Certains, comme le patron de Bosch Vénissieux, dans la banlieue lyonnaise, qui a imposé cet été aux 820 salariés de travailler 36 heures au lieu de 35 pour le même salaire, n'ont pas attendu la révision de la loi pour imposer un allongement du temps de travail sans augmentation de salaire. Mais les patrons voudraient avoir toute la liberté de faire travailler les salariés comme ils le souhaitent. Le président du Medef, Seillière, le disait clairement dans le journal Le Monde: "Il faut, par le contrat en entreprise, convenir, si les salariés et l'employeur le souhaitent, d'une organisation de la durée du travail qui puisse déroger à la loi. Donc ceux qui sont contents de leur accord des 35 heures le gardent, ceux qui ne sont pas contents renégocient, ceux qui sont dans un cas particulier prennent l'initiative de modifier les horaires et la durée du travail. Bref, c'est la liberté de s'organiser en entreprise sur la durée du travail."

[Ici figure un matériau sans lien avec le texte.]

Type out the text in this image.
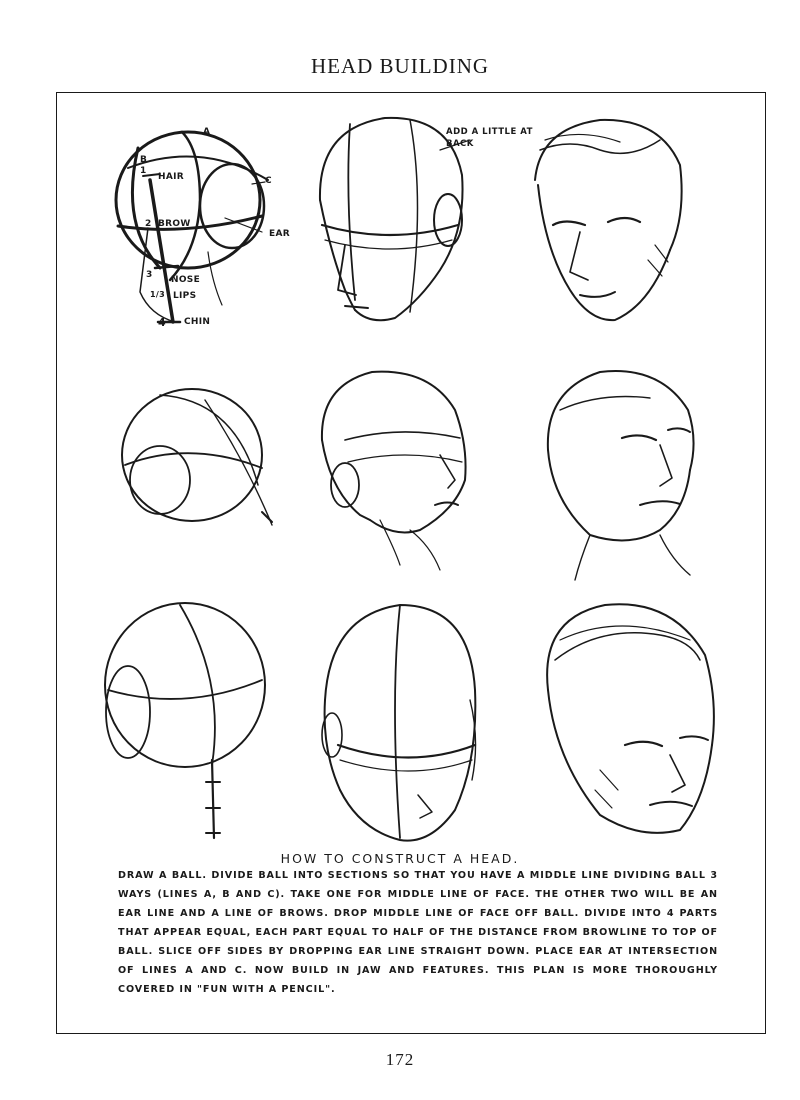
HEAD BUILDING
A
B
C
EAR
1
HAIR
2 BROW
3 NOSE
1/3 LIPS
4 CHIN
ADD A LITTLE AT BACK
HOW TO CONSTRUCT A HEAD.
DRAW A BALL. DIVIDE BALL INTO SECTIONS SO THAT YOU HAVE A MIDDLE LINE DIVIDING BALL 3 WAYS (LINES A, B AND C). TAKE ONE FOR MIDDLE LINE OF FACE. THE OTHER TWO WILL BE AN EAR LINE AND A LINE OF BROWS. DROP MIDDLE LINE OF FACE OFF BALL. DIVIDE INTO 4 PARTS THAT APPEAR EQUAL, EACH PART EQUAL TO HALF OF THE DISTANCE FROM BROWLINE TO TOP OF BALL. SLICE OFF SIDES BY DROPPING EAR LINE STRAIGHT DOWN. PLACE EAR AT INTERSECTION OF LINES A AND C. NOW BUILD IN JAW AND FEATURES. THIS PLAN IS MORE THOROUGHLY COVERED IN "FUN WITH A PENCIL".
172
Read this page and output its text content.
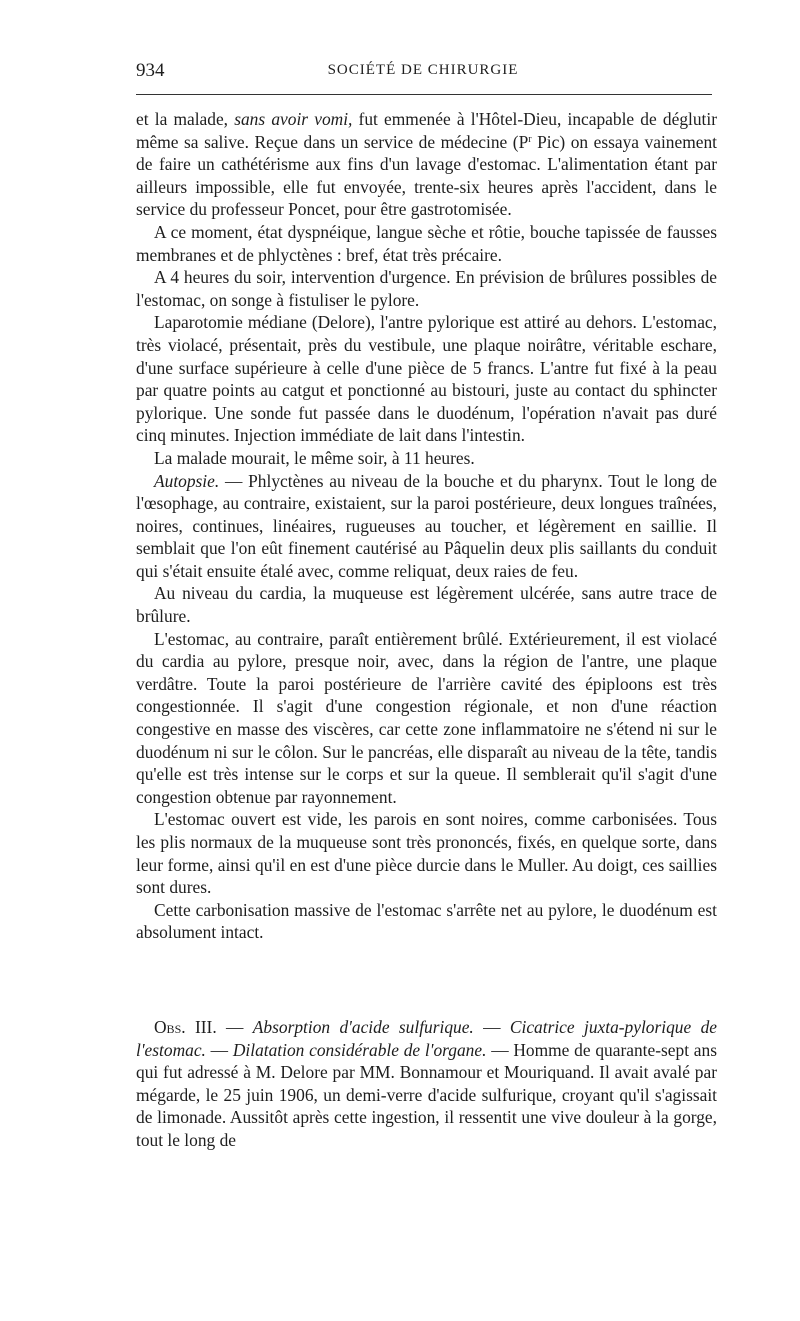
934	SOCIÉTÉ DE CHIRURGIE

et la malade, sans avoir vomi, fut emmenée à l'Hôtel-Dieu, incapable de déglutir même sa salive. Reçue dans un service de médecine ($P^r$ Pic) on essaya vainement de faire un cathétérisme aux fins d'un lavage d'estomac. L'alimentation étant par ailleurs impossible, elle fut envoyée, trente-six heures après l'accident, dans le service du professeur Poncet, pour être gastrotomisée.

A ce moment, état dyspnéique, langue sèche et rôtie, bouche tapissée de fausses membranes et de phlyctènes : bref, état très précaire.

A 4 heures du soir, intervention d'urgence. En prévision de brûlures possibles de l'estomac, on songe à fistuliser le pylore.

Laparotomie médiane (Delore), l'antre pylorique est attiré au dehors. L'estomac, très violacé, présentait, près du vestibule, une plaque noirâtre, véritable eschare, d'une surface supérieure à celle d'une pièce de 5 francs. L'antre fut fixé à la peau par quatre points au catgut et ponctionné au bistouri, juste au contact du sphincter pylorique. Une sonde fut passée dans le duodénum, l'opération n'avait pas duré cinq minutes. Injection immédiate de lait dans l'intestin.

La malade mourait, le même soir, à 11 heures.

Autopsie. — Phlyctènes au niveau de la bouche et du pharynx. Tout le long de l'œsophage, au contraire, existaient, sur la paroi postérieure, deux longues traînées, noires, continues, linéaires, rugueuses au toucher, et légèrement en saillie. Il semblait que l'on eût finement cautérisé au Pâquelin deux plis saillants du conduit qui s'était ensuite étalé avec, comme reliquat, deux raies de feu.

Au niveau du cardia, la muqueuse est légèrement ulcérée, sans autre trace de brûlure.

L'estomac, au contraire, paraît entièrement brûlé. Extérieurement, il est violacé du cardia au pylore, presque noir, avec, dans la région de l'antre, une plaque verdâtre. Toute la paroi postérieure de l'arrière cavité des épiploons est très congestionnée. Il s'agit d'une congestion régionale, et non d'une réaction congestive en masse des viscères, car cette zone inflammatoire ne s'étend ni sur le duodénum ni sur le côlon. Sur le pancréas, elle disparaît au niveau de la tête, tandis qu'elle est très intense sur le corps et sur la queue. Il semblerait qu'il s'agit d'une congestion obtenue par rayonnement.

L'estomac ouvert est vide, les parois en sont noires, comme carbonisées. Tous les plis normaux de la muqueuse sont très prononcés, fixés, en quelque sorte, dans leur forme, ainsi qu'il en est d'une pièce durcie dans le Muller. Au doigt, ces saillies sont dures.

Cette carbonisation massive de l'estomac s'arrête net au pylore, le duodénum est absolument intact.

Obs. III. — Absorption d'acide sulfurique. — Cicatrice juxta-pylorique de l'estomac. — Dilatation considérable de l'organe. — Homme de quarante-sept ans qui fut adressé à M. Delore par MM. Bonnamour et Mouriquand. Il avait avalé par mégarde, le 25 juin 1906, un demi-verre d'acide sulfurique, croyant qu'il s'agissait de limonade. Aussitôt après cette ingestion, il ressentit une vive douleur à la gorge, tout le long de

Et Seillière de conclure: "Voilà pour nous la manière de régler dans notre pays la question des 35 heures qui n'implique pas l'abrogation de la loi." En effet, les patrons ne sont pas partisans de la suppression des nombreux avantages qu'ils ont retirés de la loi Aubry, comme l'annualisation et la flexibilité. De plus, cette loi a déjà été "assouplie" dans le sens des intérêts des patrons par Fillon, il y a deux ans, avec l'augmentation du contingent d'heures supplémentaires de 130 heures à 180 heures et la réduction de leur rémunération de 25 à 10% dans les entreprises de moins de 20 salariés.

Mais cela ne leur suffit pas, et tous de répéter qu'il faut travailler plus, que les entreprises se porteraient bien mieux et seraient alors plus compétitives. Eric Hayat, le président du conseil de surveillance de Steria, ex-président de Syntec, déclare ainsi: "Je remarque que les Américains travaillent 30% de plus que nous et que le PIB par habitant est également supérieur de 30%... La loi nous interdit de travailler plus de 217 jours par an, alors que nous avions précédemment conclu un accord sur 219 jours. Il faut que cette butée de 217 jours disparaisse, ce que seul le législateur peut faire... Si on nous laisse travailler plus, nous produirons plus." Édouard Michelin va dans le même sens: "Il faut répondre à la demande de ceux qui, à telle ou telle période de leur vie, souhaitent travailler plus de 35heures et augmenter leur niveau de revenus; nous ne sommes ni fiers ni compétitifs en France, à la 59e place pour ce qui est du nombre d'heures travaillées par an. Pénaliser ainsi les productions, c'est les encourager à produire ailleurs."

Dans tous les propos patronaux, il y a toujours une bonne dose de cynisme, car évidemment aucun salarié ne souhaite travailler plus. Ceux qui ont "accepté" de le faire, l'ont fait sous la menace de licenciements ou de délocalisation. De plus, il n'est évidemment pas question pour les patrons de payer plus leurs salariés. Les travailleurs du groupe Doux, le leader de la volaille, qui vont perdre trois semaines de congés et 500 euros par an, en savent quelque chose.

Raffarin s'est fait largement l'écho de cette propagande patronale sur le thème "travaillons plus et tout ira mieux", en laissant entendre que les chômeurs ne sont que des fainéants et en offrant aux patrons un jour de travail gratuit avec la suppression d'un jour férié.

Mais tout cela n'est qu'un tissu de mensonges et bien des travailleurs le savent. Car les patrons, bien sûr, ne disent pas tout: ils souhaitent qu'une partie des salariés travaillent plus en étant payés moins, de façon à pouvoir licencier l'autre partie. Ainsi, en diminuant les coûts de production, comme ils disent, ils peuvent augmenter encore leurs très confortables profits. Et les mêmes qui clament que la "France" doit se mettre au travail, licencient à tour de bras.

Alors, s'ils pensent vraiment qu'il faut travailler plus, qu'ils commencent par arrêter de licencier et de fermer des usines, qu'ils commencent donc par embaucher les chômeurs. L'économie irait alors beaucoup mieux, peut-être pas du point de vue des intérêts patronaux, mais du point de vue de la vie des hommes, ce qui est tout de même le plus important.